Para a professora, toda vez que os movimentos sociais saem às ruas, trazem mudança e discussões para a sociedade. “Uma delas é sobre as passagens e a má qualidade do transporte público. Esse foi o elemento detonador dos protestos, o mote que catalisou uma série de outras insatisfações, e talvez esteja aí a questão para entender porque esses movimentos crescem e se espalham tão rápido. Foi a gota da água. Havia uma indignação represada, um cansaço geral. A tendência é que as pessoas mostrem mais a indignação vão às ruas protestar, inclusive, nos grandes eventos, como a Copa do Mundo e Olimpíadas. São reclamações sobre o péssimo sistema de saúde, passagem de ônibus cara, com péssima qualidade, etc. É muito contraditório que se tenha dinheiro para investir em áreas de interesse privado e não em questões de interesse públicos”, avalia Luci.

O que fortalece o movimento, na visão da professora, é a diversidade de interesses que se complementam dentro da luta. “Participei, na década de 80, do movimento das Diretas, que também refletia isso. Várias demandas pontuais, onde se tem grupos diferentes representados. Cada vez mais, eles tendem a construir propostas em comum para manter a união. Nesse caso de São Paulo, por exemplo, existe uma agenda a ser cumprida com atos públicos até sábado. Não vai ter pico de participação todo dia, mas isso não quer dizer que o movimento enfraqueceu. Na verdade, ele se enraizou e o debate está posto na sociedade. O clima de mobilização já está presente entre as pessoas”, enfatiza.

Ocupações

Na outra ponta do movimento, as criticas são constantes sobre vandalismo e praticas de destruição do bem público e privado. Luci avalia que essa é uma discussão delicada. “O que a polícia fez com os manifestantes, semana passada, foi vandalismo. Atirar nas pessoas, perseguir como fizeram. O problema é que a mídia acaba sempre pegando uma ação mais radicalizada e transforma no total do movimento. Pode ser que tenha quem não saiba o que faz ali, mas, a maioria sabe e a dimensão que vem tomando prova isso”, ressalta.

A ocupação do Congresso Nacional, nesta segunda-feira, assim como os protestos diante do Palácio do Governo de São Paulo e da Assembléia Legislativa, no Rio de Janeiro, evidenciam, segundo Luci, o descontentamento com o sistema político. “A juventude está descontente com os políticos tradicionais, com os partidos que estão no poder há muito tempo e não fizeram efetivamente nada para melhorar. Essa juventude não se vê ou sente representada por eles. O que se discute é a negação dos partidos que estão no poder. Uma situação que não representa o jovem. Não é a toa que eles estão na rua.
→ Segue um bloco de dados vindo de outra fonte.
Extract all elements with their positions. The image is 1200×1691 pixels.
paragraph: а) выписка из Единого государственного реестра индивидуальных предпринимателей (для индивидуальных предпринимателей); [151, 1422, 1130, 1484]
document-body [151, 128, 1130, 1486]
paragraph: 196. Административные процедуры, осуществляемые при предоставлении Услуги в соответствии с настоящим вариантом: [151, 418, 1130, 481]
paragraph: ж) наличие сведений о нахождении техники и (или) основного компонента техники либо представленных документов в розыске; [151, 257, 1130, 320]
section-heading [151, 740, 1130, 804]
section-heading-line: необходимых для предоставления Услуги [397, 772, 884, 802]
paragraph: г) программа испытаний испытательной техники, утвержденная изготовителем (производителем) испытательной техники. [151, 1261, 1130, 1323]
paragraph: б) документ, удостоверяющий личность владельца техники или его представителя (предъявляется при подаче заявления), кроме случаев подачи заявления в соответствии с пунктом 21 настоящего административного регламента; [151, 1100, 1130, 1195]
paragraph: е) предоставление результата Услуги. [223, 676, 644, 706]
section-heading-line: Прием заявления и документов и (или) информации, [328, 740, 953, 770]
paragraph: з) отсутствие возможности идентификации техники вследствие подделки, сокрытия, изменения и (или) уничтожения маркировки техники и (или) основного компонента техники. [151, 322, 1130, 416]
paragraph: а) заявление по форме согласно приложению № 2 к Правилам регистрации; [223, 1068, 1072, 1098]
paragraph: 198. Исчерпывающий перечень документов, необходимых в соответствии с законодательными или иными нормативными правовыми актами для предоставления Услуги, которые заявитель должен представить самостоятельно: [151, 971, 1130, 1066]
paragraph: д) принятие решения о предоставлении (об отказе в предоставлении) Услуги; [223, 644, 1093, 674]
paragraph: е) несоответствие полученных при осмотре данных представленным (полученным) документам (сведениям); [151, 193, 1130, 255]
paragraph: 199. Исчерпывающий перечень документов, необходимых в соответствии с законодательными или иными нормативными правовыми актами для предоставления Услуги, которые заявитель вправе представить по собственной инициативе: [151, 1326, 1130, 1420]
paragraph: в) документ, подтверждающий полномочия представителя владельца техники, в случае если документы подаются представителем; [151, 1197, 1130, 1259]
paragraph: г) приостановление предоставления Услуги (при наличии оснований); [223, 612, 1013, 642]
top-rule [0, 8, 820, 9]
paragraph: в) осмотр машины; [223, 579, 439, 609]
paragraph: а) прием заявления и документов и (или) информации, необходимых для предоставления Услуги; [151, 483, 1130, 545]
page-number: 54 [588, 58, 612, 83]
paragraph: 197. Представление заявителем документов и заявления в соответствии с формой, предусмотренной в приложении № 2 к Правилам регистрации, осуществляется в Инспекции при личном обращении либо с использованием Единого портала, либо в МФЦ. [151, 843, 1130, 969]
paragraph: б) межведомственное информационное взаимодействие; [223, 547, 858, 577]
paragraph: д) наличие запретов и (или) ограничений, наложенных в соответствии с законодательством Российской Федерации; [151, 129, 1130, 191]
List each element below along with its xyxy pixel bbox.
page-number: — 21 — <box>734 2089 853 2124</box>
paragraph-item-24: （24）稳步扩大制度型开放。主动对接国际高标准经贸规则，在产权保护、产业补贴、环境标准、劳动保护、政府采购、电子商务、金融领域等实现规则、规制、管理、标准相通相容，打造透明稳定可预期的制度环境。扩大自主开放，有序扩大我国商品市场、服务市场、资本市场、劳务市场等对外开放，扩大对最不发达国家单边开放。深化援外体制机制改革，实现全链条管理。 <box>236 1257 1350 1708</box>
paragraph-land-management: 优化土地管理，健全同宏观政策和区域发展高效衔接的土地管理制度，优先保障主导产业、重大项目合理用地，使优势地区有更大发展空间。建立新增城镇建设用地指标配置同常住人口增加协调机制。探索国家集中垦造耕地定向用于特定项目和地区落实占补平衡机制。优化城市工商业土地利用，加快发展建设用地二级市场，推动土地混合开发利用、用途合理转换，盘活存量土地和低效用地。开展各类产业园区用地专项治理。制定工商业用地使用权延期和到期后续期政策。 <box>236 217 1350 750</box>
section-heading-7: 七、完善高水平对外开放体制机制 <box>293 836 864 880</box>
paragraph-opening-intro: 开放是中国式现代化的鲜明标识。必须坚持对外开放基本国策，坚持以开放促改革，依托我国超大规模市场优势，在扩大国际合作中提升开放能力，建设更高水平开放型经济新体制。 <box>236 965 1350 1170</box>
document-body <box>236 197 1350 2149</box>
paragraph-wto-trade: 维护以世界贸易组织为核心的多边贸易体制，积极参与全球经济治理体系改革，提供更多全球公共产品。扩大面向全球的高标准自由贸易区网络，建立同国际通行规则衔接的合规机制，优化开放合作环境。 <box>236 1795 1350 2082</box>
Parte desse público não consegue emprego, nem estágio. Muitos não terão carteira assinada. Em contrapartida, eles vêem partidos ligados a corrupção, dinheiro sendo gasto em determinadas obras que são vitrines e pouco investimento em Educação, Saúde e Lazer, por exemplo. É um despertamento geral”, explica.

A professora também vala da revolução por meio das redes sociais, que contribuíram pra espalhar o movimento no Brasil e no exterior. “Vivemos um momento interessante e contraditório. Parece com o período em que se fez o vídeo da guerra do Vietnã e as pessoas se deram conta das barbaridades praticadas pelos soldados americanos. De uns anos pra cá, a internet tem funcionado como espaço de contra-hegemonia da informação para alguns movimentos sociais. É uma comunicação alternativa. Isso é contraditório porque nunca vivemos uma situação de tanta vigilância. Pela internet se descobre até onde as pessoas estão, mas com as brechas, as pessoas estão usando isso para difundir as idéias aqui no Brasil, na Turquia, na Espanha e no mundo todo. Isso é bom. Que a gente saiba usar e ampliar isso”, finaliza.